In this example, small gain tweaks are enabled in the miniDSP to make up for the 0.5 dB AVR sub gain adjustment resolution.

Using Biquad Support

MSO supports biquad parameters and biquad file export in miniDSP-compatible text format. To enable this support, go to the main menu and select Tools, Application Options. On the left side of the Application Options dialog, select Hardware and Filter Reports. This will cause the hardware options property page to be shown as below.

Enabling Biquad Support
Enabling Biquad Support

Check the Enable miniDSP-specific biquad reporting and file export checkbox. This activates the Sample rate selection radio buttons and other controls that allow you to set the input, output and crossover biquad limits. It's absolutely essential to select the correct sample rate here, or else the actual filters loaded into the miniDSP will be invalid. The miniDSP hardware and biquad properties are configured above for the miniDSP 2x4 HD. The miniDSP 2x4 HD uses a 96 kHz sample rate, while the 2x4 non-HD miniDSP units use 48 kHz. For compatibility with the miniDSP 2x4 HD device, enter a value of 10 for the input and output biquad limit as shown in the illustration above. The biquad limit for the non-HD miniDSP 2x4 devices depends on the software plugin used. Consult the miniDSP documentation for details. Once Enable miniDSP-specific biquad reporting and file export is checked, biquad file export will be enabled, and the biquad information will also be shown in the filter report.

Exporting Biquad Text

To export the biquad text of a filter channel as a file, go to the Config View and navigate to the filter channel whose biquads you want to save as text. Select the Filters folder node of the channel whose data you wish to export. Right-click this node and choose Save miniDSP Biquad Text for this Channel to save the channel's biquad text. This is shown below.

Exporting the Biquad Text
Exporting the Biquad Text

Once the biquad text file is exported, you can import the entire channel's biquads into the miniDSP. Its software will configure all the filter parameters of all the filters in that channel at once. See the miniDSP app note titled "Auto EQ with Room EQ Wizard" for how to load the resulting biquad data file into the miniDSP. See also the information on miniDSP biquad text file export and import, as well as manual entry of miniDSP gain and delay parameters in the tutorial for more specifics.

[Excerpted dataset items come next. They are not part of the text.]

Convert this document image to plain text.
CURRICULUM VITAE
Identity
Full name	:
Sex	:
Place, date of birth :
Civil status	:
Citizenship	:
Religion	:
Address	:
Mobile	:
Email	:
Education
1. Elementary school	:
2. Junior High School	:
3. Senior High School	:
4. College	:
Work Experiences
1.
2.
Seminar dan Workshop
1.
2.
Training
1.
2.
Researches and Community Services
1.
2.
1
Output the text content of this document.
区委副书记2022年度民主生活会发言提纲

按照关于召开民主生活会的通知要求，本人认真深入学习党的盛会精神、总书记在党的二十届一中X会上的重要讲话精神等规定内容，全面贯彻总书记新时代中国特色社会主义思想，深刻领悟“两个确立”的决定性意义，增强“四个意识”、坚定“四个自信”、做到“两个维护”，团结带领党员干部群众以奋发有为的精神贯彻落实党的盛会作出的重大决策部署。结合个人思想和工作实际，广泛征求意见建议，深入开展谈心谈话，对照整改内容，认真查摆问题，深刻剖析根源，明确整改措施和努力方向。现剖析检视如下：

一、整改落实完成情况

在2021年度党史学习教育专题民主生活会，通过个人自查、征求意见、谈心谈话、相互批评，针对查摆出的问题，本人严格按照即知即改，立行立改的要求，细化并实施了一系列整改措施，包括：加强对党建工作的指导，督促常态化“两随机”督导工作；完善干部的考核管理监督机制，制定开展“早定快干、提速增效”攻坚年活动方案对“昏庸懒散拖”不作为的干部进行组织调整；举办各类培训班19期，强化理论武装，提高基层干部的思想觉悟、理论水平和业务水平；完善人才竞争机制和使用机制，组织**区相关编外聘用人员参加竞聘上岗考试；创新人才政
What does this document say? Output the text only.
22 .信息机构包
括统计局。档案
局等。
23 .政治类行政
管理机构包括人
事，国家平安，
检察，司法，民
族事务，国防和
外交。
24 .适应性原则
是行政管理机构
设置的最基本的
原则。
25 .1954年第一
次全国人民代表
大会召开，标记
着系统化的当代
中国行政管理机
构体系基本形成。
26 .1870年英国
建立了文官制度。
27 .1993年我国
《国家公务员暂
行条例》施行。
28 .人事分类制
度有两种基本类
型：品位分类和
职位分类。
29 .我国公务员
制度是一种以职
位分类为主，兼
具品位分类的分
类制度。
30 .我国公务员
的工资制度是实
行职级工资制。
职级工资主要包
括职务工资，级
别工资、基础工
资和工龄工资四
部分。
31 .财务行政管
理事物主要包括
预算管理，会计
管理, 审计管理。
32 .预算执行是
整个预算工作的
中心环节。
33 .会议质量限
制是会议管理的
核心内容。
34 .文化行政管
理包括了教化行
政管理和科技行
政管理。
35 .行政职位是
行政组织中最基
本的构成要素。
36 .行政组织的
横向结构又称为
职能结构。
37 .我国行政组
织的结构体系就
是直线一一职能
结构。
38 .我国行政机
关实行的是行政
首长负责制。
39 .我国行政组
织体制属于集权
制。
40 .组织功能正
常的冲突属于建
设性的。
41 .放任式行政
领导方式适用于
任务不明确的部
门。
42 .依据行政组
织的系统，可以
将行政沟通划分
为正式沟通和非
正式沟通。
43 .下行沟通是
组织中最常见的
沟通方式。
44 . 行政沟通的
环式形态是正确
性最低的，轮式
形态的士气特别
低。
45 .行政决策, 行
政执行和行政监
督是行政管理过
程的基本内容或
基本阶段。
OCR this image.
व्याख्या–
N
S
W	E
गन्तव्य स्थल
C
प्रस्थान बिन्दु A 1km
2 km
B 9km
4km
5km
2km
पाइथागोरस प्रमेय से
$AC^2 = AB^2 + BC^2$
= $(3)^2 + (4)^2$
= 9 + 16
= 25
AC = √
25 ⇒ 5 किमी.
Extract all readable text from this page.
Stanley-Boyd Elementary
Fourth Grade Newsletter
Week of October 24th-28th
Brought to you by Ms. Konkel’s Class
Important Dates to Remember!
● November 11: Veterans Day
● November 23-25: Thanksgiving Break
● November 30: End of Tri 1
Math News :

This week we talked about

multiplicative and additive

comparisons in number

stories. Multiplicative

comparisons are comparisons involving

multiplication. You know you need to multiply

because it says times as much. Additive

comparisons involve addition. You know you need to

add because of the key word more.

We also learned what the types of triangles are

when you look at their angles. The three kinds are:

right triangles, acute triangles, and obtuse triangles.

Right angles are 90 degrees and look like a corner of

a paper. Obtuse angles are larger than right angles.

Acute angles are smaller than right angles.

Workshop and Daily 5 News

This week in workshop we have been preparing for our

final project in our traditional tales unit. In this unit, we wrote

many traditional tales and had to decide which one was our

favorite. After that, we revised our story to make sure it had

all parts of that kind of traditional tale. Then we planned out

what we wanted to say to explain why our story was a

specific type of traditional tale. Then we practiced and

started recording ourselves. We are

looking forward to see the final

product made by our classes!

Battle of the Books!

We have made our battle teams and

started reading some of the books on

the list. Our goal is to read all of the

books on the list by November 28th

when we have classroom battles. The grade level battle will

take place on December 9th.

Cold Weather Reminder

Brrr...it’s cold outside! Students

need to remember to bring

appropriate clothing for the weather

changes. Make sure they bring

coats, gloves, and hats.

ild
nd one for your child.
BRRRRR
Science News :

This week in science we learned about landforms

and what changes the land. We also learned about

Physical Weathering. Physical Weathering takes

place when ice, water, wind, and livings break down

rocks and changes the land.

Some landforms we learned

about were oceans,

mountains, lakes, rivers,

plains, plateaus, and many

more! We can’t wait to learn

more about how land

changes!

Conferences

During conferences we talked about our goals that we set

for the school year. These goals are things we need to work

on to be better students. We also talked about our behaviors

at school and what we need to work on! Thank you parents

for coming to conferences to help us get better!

Extending Filter Capacity by Using Crossover Biquads

The checkbox labeled Use crossover biquads if output biquad limit exceeded enables the MSO feature to extend the number of available biquads per channel. Saving biquad files when using this feature is done exactly the same way as described above for saving a conventional biquad file. However, if the number of biquads needed by a given MSO filter channel exceeds the miniDSP output channel biquad capacity, two biquad files will be saved. The second file, used for the crossover biquads, will be automatically generated and will have the same name as what you chose for the output biquad file, but with "_xo" appended to it before the extension. For instance, if the biquad count exceeds the output channel biquad capacity and you choose to save the output biquad file under the name "chan1.txt", a second file, named "chan1_xo.txt" will be automatically generated and will contain the biquads to be pasted into the crossover in the "Crossover advanced mode" of the miniDSP software.

MSO attempts to fill up the crossover biquads first, then uses the output biquads for the remainder of the biquads (if any). The reason for this behavior is that some of MSO's filter types require as many as four biquads to implement. It's possible that such a filter could be split up between the crossover and output biquads. If the output biquads were populated first, such a filter would be partly implemented on the output side of the output biquads and the input side of the crossover biquads. But the ordering of biquads within these more complex filters is optimized to prevent digital clipping. Splitting up a filter in this way would alter the biquad order within such filters, among other problems. By filling up the crossover biquads first, any filter that uses more than one biquad and that gets split between crossover and output biquads has some of its biquads at the output side of the crossover and the rest at the input side of the output biquads. This preserves the biquad order within these multi-biquad filters and also keeps the individual biquads of such filters contiguous in a signal-processing sense.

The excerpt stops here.